Я навещал Раю почти каждый день. Привозил фрукты, тертую морковь, чернослив. И книги. Выводил Раю погулять по прибольничному садику, если не мела метель и дорожки были расчищены. Зима ведь уже наступила, многоснежная и колючая. Я рассказывал о последних известиях. На юге вспыхнула странная война, наши танки въехали в Грозный, чеченцы их расстреляли, они оказались хорошо вооруженными и умелыми вояками, там шли напряженные бои. Ненужная, крайне неприятная война. Райку она ужасала.
– Ну зачем это – ненависть, убийства друг друга? Неужели невозможно было Ельцину договориться с Дудаевым?
– Чечня требует независимости, – сказал я.
– Ну и надо отпустить их. Раз они не хотят жить в России.
– Да и я так думаю. Но власть опасается цепной реакции. Отпустишь из федерации Чечню – потребуют независимости другие национальные республики.
– Какие?
– Татария, Башкирия, северокавказские… Чего доброго, и Якутия… И вместо России будет Московия, как при Иване Калите.
– Глупости какие! – восклицает, негодуя, моя жена. – История не движется в обратном направлении.
Передышки между курсами инъекций были, можно сказать, заполнены музыкой.
В вязаном жакете с меховой выпушкой, в старых брюках, когда-то купленных в Либаве, Рая сидела за пианино и играла фортепианные вещи Моцарта, Рахманинова, Баха и других любимых классиков.
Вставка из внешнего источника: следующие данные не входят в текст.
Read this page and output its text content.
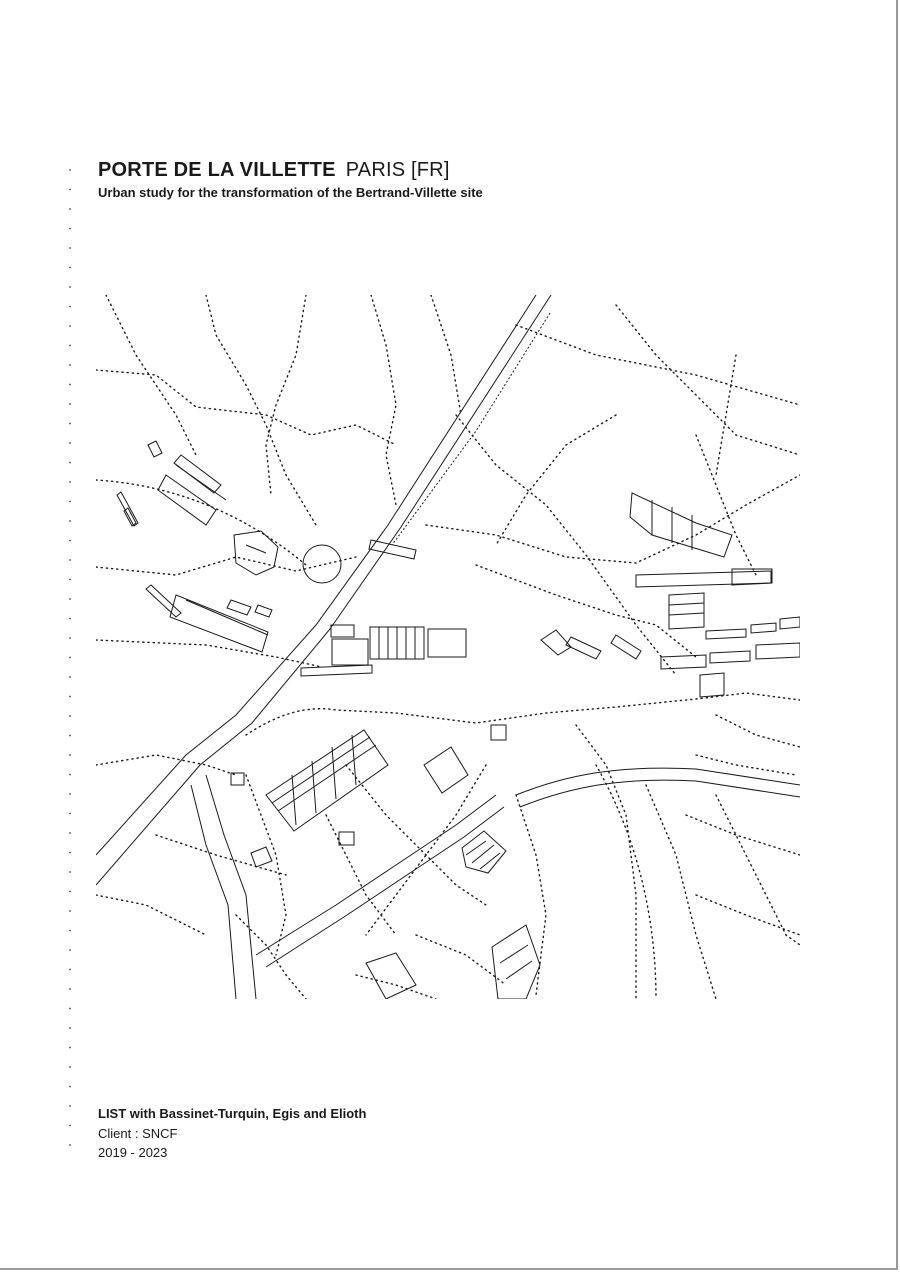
PORTE DE LA VILLETTE PARIS [FR]
Urban study for the transformation of the Bertrand-Villette site
LIST with Bassinet-Turquin, Egis and Elioth
Client : SNCF
2019 - 2023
Или – тихо наигрывала что-то, не глядя в ноты, – импровизировала.
– Ты бы записала свое сочинение, – сказал я.
– Зачем? – удивилась она. – Кому это нужно?
– Мне.
– Я рада, что тебе нравится, Димка. Но записывать… Нет. Это любительство. Настоящую вещь – как Сороковую – мне никогда не сделать. За отсутствием присутствия таланта.
Сороковая симфония Моцарта была нашей любимейшей вещью. Даже я, от музыки далекий человек, с удовольствием воспринял ее прекрасное благозвучие. Почему-то представилось мне, что эта симфония – объяснение в любви. Ведь хорошая музыка – не случайный набор звуков.
– А мне кажется, что в основе Сороковой – надежда, – сказала Рая задумчиво. – Юношеская легкость и бесстрашие… вдруг звуки надвигающейся грозы… неясная угроза… и надежда… надежда, что не падет… не будет утрачена… м-м… что жизнь не утратит гармонии…
– Ты права, Райка, – поддержал я ее толкование. – Надежда. Конечно, надежда.
Никаких слез. Ни единого слова жалобы.
Только однажды…
В белоколонном зале филармонии мы слушали превосходный концерт Чайковского. «Времена года» накатывали то волнами радости, то нежнейшей лирикой, то печалью чего-то несбывшегося, то утренней улыбкой и играми детей. Я узнал «Баркаролу», – вспыхнуло в памяти давнее… о, какое давнее, но не забытое переживание – после такого же концерта, после «Баркаролы», мы, Рая и я, не смогли расстаться и провели ночь вместе – то была первая наша близость.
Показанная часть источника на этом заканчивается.